Writing residencies spoil people.
I just finished one month completely devoted to artistic creation. The schedule was up to me, when I wanted to work, for how long and on what. I was surrounded by other energetic artists who were on their own programs — some stayed up all night holed up in their studios, others spent afternoons baking cakes and cookies in the communal kitchen. I could go for long walks in the morning or take a yoga class at night. Aside from a weekly group check-in, the agenda was totally up to me.
The setting was magical (Woodstock, NY) and buildings historic (founded in 1902), but the greatest gift was time. I was taken from my day-to-day responsibilities and placed in an entirely new environment. My sole aim: To focus on the creative pursuit of my choosing.
It was luxurious.
And I realize, not entirely practical.
Two days before the residency ended, I panicked. How am I going to finish what I started? I am going back into the “real world” where tasks and duties and meetings and schedules and a full email inbox await.
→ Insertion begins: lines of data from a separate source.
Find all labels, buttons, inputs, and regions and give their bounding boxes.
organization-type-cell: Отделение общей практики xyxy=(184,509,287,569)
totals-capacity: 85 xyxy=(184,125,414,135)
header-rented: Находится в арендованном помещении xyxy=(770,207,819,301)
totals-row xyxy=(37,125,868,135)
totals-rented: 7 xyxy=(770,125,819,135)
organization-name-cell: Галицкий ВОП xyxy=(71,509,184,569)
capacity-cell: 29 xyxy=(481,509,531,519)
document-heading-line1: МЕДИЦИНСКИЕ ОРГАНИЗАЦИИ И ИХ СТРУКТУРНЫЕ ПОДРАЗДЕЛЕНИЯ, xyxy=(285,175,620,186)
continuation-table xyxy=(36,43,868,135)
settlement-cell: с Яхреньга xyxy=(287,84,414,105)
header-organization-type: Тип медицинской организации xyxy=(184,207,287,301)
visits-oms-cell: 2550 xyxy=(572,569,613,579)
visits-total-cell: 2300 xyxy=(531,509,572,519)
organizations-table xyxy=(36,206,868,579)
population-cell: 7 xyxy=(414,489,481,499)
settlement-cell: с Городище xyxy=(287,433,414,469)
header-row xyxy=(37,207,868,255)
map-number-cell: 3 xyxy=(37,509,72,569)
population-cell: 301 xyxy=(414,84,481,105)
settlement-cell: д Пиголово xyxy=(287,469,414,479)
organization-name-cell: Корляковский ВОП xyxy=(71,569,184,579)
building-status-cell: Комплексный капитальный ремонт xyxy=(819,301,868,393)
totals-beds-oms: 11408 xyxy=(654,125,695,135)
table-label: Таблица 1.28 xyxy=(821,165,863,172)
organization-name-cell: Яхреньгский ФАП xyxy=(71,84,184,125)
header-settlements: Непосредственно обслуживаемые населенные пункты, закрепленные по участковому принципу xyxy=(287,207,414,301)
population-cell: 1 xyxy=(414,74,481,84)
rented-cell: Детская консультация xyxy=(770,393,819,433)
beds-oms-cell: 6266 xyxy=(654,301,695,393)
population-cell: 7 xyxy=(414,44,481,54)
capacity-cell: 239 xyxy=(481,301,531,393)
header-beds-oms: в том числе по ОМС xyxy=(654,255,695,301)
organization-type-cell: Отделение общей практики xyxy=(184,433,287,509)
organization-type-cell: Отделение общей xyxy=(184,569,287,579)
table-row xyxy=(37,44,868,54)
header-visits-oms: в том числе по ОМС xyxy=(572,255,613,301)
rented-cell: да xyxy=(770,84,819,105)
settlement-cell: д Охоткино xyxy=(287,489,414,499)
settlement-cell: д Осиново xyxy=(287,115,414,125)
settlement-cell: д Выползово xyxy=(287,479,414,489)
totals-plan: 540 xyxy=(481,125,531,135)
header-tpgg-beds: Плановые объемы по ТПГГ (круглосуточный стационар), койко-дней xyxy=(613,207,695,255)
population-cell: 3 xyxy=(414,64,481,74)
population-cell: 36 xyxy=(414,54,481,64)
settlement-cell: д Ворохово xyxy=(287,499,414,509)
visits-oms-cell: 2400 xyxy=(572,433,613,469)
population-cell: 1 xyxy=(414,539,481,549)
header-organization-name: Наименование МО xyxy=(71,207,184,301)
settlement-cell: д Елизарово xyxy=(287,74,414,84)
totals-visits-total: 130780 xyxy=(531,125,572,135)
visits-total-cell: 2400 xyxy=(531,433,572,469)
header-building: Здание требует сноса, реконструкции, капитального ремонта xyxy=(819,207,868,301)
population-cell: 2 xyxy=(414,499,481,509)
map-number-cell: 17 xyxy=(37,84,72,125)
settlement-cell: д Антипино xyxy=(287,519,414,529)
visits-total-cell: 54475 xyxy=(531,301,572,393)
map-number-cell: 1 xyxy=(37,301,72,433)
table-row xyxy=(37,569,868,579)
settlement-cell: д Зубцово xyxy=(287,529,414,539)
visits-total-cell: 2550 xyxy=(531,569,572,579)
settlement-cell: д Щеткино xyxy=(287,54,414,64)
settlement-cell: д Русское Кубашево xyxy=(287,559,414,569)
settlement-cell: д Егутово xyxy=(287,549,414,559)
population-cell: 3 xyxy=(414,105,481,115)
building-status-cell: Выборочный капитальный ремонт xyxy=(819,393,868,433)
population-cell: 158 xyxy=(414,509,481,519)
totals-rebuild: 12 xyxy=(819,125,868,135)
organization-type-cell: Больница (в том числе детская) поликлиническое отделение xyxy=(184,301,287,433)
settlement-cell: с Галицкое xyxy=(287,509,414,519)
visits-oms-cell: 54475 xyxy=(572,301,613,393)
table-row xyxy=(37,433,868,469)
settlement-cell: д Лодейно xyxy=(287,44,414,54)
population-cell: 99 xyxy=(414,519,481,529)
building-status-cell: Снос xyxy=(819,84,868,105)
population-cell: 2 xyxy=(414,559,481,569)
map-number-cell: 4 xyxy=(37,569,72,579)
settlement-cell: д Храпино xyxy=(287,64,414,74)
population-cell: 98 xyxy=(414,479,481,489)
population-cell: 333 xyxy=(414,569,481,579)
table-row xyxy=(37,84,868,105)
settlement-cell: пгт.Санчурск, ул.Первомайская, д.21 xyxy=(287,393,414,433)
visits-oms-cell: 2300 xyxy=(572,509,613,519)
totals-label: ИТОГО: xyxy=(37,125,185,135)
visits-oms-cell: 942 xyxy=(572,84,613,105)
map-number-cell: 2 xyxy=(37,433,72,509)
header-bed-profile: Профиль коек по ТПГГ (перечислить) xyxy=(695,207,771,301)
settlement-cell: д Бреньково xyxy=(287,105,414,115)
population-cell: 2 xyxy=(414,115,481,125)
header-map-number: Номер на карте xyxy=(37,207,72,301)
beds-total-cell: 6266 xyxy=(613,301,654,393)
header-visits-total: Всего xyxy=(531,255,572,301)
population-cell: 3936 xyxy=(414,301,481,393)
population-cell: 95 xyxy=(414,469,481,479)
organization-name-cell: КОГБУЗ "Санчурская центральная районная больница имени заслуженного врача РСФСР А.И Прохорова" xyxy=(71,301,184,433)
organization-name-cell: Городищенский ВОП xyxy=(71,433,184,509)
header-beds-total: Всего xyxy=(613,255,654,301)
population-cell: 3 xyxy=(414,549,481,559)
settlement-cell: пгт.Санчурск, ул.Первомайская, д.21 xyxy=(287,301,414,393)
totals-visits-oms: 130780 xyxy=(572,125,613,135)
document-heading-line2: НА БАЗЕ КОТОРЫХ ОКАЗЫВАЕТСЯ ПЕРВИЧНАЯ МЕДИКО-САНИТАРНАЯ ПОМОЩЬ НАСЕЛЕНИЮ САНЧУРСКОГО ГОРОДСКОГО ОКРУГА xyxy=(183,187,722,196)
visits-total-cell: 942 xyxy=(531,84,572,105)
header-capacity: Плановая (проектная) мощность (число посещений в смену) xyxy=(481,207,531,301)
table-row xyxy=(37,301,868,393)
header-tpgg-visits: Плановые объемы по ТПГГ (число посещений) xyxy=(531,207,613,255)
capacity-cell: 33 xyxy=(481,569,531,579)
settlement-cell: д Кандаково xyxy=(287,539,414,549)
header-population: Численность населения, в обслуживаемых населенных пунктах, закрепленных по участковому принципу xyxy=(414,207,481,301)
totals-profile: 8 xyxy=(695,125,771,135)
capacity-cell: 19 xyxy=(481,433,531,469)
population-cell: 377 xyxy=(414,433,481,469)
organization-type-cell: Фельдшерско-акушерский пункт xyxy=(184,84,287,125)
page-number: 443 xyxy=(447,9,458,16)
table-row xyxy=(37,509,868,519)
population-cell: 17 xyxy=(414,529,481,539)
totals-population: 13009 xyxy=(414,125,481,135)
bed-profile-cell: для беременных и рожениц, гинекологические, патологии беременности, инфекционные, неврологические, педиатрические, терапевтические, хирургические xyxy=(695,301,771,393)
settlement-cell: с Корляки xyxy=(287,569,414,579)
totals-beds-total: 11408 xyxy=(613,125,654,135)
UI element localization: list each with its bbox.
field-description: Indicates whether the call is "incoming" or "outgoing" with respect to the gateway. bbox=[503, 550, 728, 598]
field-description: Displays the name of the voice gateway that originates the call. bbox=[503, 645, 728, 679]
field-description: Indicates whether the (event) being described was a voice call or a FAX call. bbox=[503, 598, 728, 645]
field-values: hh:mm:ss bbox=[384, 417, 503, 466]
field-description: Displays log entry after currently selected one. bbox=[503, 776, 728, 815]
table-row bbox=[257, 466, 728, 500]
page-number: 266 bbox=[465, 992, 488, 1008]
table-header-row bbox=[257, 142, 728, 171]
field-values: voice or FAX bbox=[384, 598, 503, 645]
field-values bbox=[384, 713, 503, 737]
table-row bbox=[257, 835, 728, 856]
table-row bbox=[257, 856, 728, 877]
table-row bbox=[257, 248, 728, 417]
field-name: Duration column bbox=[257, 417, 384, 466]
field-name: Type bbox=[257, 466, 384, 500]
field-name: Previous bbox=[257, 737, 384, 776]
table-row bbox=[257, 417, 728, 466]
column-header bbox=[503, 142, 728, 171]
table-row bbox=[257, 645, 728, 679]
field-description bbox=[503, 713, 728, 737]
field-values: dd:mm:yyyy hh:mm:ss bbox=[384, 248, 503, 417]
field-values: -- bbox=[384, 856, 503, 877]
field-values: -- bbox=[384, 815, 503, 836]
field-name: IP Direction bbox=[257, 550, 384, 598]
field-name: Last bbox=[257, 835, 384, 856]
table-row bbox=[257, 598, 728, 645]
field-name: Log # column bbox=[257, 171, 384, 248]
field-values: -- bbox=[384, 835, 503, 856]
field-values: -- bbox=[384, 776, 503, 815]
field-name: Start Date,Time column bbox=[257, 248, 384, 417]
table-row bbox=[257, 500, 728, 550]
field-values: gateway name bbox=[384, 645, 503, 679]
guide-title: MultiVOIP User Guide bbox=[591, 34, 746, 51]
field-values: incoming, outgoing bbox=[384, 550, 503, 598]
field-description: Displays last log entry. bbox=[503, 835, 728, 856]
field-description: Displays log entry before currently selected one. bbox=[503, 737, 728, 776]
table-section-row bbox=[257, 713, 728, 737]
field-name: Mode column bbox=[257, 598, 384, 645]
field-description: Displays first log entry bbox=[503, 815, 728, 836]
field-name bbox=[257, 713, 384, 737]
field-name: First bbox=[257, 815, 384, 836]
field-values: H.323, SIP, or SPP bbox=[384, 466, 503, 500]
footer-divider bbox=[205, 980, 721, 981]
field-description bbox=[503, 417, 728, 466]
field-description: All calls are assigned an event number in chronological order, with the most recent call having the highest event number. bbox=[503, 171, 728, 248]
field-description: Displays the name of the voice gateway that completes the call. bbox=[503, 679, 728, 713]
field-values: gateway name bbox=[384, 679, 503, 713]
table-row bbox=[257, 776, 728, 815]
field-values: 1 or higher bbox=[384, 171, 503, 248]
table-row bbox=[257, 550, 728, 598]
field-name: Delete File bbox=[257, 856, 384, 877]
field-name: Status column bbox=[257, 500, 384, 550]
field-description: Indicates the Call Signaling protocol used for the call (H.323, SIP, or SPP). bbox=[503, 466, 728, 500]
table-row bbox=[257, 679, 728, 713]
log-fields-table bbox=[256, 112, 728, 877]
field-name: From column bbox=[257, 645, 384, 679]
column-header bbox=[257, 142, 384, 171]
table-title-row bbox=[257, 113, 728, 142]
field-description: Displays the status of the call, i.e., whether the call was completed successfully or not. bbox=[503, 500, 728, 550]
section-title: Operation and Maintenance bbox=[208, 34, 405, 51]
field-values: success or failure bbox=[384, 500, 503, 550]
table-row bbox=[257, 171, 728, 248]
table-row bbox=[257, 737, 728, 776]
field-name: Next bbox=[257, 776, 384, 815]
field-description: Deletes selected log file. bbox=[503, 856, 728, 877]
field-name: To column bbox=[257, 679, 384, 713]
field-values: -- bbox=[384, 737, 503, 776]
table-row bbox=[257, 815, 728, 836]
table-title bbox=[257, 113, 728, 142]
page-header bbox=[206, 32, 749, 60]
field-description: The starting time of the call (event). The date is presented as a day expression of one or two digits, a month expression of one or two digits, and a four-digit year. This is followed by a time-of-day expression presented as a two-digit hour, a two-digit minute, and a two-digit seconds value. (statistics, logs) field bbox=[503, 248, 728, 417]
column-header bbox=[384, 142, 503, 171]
I understand residencies are temporal and intermittent and not everyone can take a month out of their life to do art.
A fellow writer at the residency had a invaluable answer I want to share with you.
One hour a day, she said, whenever it suits you. In the morning, in the evening, in the late afternoon. Set a timer and write. No more, no less. One hour. When that alarm goes off, you turn off, put the pen down, close the computer and walk away.
I can do that, I think. And so can you.
For this next month, let’s commit one hour every day to focus on our goals. To create. To write. To do the work, whatever that means to you.
Note: I’m not saying a finished piece in thirty days. We’re only holding each other accountable for clocking in time. Sixty daily uninterrupted minutes. We’re creating our own artist residency together, and it doesn’t require travel or communal living or time off from work/school/family.